Des années de sédentarité sont-elles mauvaises pour ton cerveau ?
Des années de sédentarité sont associées à un risque nettement accru de troubles de la mémoire et de démence. Bouger davantage, même légèrement, reste la protection la plus concrète que tu puisses mettre en place.
Rester peu actif pendant des années augmente le risque de déclin cognitif, de démence et de maladie d'Alzheimer. Plusieurs analyses systématiques d'études observationnelles menées chez des personnes âgées le montrent de façon claire et cohérente. Prouver un lien de causalité directe chez l'être humain reste toutefois difficile.
Rester peu actif n'est pas le seul facteur en cause : les longues périodes assises sans interruption jouent aussi un rôle. Chez plus de deux mille personnes âgées sans démence, des sessions prolongées en position assise étaient associées à de moins bons résultats en mémoire, en fluidité verbale et en cognition globale. Ce lien persistait même chez les personnes par ailleurs suffisamment actives. Des imageries cérébrales ont montré que des modifications de la structure du cerveau expliquent en partie cette association, ce qui suggère que la sédentarité peut agir sur la cognition en altérant le cerveau lui-même.

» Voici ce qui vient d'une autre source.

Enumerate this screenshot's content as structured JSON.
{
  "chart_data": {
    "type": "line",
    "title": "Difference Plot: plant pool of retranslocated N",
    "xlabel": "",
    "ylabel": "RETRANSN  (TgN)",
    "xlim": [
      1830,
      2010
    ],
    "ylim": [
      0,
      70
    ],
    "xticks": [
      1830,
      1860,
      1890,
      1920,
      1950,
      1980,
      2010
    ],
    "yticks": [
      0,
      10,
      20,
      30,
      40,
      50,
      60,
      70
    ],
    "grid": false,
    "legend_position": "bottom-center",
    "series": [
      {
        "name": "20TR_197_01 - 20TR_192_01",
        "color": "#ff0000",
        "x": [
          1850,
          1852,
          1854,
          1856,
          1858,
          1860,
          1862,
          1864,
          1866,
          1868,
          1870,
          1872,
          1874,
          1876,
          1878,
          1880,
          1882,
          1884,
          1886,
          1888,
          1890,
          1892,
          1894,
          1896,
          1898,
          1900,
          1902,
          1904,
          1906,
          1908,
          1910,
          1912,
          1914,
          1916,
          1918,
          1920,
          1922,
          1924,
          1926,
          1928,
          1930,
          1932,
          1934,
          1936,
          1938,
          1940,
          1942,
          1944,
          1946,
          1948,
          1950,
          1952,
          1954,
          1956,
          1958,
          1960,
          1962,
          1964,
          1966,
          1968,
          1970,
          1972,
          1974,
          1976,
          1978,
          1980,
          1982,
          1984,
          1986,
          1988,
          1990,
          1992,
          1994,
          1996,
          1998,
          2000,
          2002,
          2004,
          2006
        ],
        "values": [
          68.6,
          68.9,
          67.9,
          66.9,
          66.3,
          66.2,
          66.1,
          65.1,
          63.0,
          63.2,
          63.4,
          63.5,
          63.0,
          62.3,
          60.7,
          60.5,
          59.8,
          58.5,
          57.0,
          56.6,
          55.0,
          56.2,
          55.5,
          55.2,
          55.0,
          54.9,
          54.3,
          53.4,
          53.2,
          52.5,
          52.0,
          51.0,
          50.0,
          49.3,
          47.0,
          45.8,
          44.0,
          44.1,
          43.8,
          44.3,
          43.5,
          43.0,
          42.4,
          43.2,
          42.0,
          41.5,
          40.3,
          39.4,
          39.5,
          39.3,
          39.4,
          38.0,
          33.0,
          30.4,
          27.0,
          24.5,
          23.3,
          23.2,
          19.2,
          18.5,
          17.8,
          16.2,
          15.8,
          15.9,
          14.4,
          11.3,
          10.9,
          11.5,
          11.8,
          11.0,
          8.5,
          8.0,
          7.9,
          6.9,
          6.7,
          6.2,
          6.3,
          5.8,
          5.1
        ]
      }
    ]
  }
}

Une nuance mérite d'être signalée : ce que tu fais pendant que tu es assis compte peut-être. Rester assis en étant cognitivement actif, par exemple en lisant ou en faisant des mots croisés, semble moins néfaste que rester passivement devant la télévision. Les preuves à ce sujet sont encore limitées et ne permettent pas de tirer des conclusions fermes.
Bouger aide de façon démontrable. Une activité physique régulière améliore l'apprentissage, la mémoire et la plasticité cérébrale, chez les jeunes comme chez les personnes âgées. Des recherches menées chez l'animal et chez l'humain pointent vers un mécanisme concret : l'exercice stimule la production d'un facteur de croissance qui soutient les cellules cérébrales et leurs connexions. Même une activité légère, en remplacement de la position assise, suffisait à améliorer les scores de mémoire et de fluidité verbale. La quantité et le type d'exercice optimaux ne sont pas encore précisément établis, mais l'entraînement aérobie et la musculation ont tous deux montré des effets positifs.
Ces données reposent sur plusieurs revues systématiques, méta-analyses et une grande étude observationnelle (n=2 019). Le lien entre inactivité et déclin cognitif est observationnel ; un lien de causalité directe chez l'humain n'est pas formellement établi. Les résultats concernant la structure cérébrale et le rôle de la position assise cognitivement active sont à considérer comme préliminaires.